This complicates handling of generic functions. If you have a type
parameter `T`, can you copy values of that type? In Rust, you can't,
unless you explicitly declare that type parameter to have copyable
'kind'. A kind is a type of type.
// This does not compile
fn head_bad<T>(v: [T]) -> T { v[0] }
// This does
fn head<copy T>(v: [T]) -> T { v[0] }
When instantiating a generic function, you can only instantiate it
with types that fit its kinds. So you could not apply `head` to a
resource type.
Rust has three kinds: 'noncopyable', 'copyable', and 'sendable'. By
default, type parameters are considered to be noncopyable.

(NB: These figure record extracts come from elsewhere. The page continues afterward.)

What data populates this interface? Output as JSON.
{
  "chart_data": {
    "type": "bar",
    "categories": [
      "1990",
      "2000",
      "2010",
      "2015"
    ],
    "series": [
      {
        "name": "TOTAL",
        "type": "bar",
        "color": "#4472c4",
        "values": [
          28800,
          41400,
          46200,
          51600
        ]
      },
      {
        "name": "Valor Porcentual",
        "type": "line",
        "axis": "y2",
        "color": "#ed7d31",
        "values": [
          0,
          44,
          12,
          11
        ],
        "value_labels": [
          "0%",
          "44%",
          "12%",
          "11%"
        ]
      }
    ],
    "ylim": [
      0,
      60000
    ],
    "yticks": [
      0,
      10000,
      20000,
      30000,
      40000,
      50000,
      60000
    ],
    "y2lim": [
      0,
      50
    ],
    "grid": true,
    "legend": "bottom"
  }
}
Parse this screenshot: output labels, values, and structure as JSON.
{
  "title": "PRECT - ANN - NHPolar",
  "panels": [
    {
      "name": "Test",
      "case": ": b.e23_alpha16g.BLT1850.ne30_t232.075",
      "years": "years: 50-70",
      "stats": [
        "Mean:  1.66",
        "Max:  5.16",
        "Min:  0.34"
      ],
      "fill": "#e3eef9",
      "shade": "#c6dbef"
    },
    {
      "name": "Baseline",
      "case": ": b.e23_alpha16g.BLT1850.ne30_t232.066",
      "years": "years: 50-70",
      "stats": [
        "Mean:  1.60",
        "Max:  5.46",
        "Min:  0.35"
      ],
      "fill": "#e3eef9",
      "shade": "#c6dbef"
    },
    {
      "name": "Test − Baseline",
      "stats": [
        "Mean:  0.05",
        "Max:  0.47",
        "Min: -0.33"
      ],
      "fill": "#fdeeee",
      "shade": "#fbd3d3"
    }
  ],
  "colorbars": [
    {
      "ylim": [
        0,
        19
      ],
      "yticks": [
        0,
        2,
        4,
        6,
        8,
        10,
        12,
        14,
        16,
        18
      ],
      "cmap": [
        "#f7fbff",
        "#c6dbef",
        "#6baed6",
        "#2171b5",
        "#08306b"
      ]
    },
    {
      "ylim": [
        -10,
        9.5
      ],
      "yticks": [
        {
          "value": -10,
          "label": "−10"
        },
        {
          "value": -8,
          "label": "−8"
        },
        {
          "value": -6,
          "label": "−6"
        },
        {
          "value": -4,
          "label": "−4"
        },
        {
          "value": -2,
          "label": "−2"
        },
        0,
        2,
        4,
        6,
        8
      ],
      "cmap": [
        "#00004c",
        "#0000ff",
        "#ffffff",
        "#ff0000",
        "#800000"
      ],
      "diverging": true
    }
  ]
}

You can
annotate them with the `copy` keyword to declare them copyable, and
with the `send` keyword to make them sendable.
Sendable types are a subset of copyable types. They are types that do
not contain shared (reference counted) types, which are thus uniquely
owned by the function that owns them, and can be sent over channels to
other tasks. Most of the generic functions in the `std::comm` module
take sendable types.
## Generic functions and argument-passing
If you try this program:
# fn map(f: block(int) -> int, v: [int]) {}
fn plus1(x: int) -> int { x + 1 }
map(plus1, [1, 2, 3]);
You will get an error message about argument passing styles
disagreeing. The reason is that generic types are always passed by
pointer, so `map` expects a function that takes its argument by
pointer. The `plus1` you defined, however, uses the default, efficient
way to pass integers, which is by value. To get around this issue, you
have to explicitly mark the arguments to a function that you want to
pass to a generic higher-order function as being passed by pointer:
# fn map<T, U>(f: block(T) -> U, v: [T]) {}
fn plus1(&&x: int) -> int { x + 1 }
map(plus1, [1, 2, 3]);
NOTE: This is inconvenient, and we are hoping to get rid of this
restriction in the future.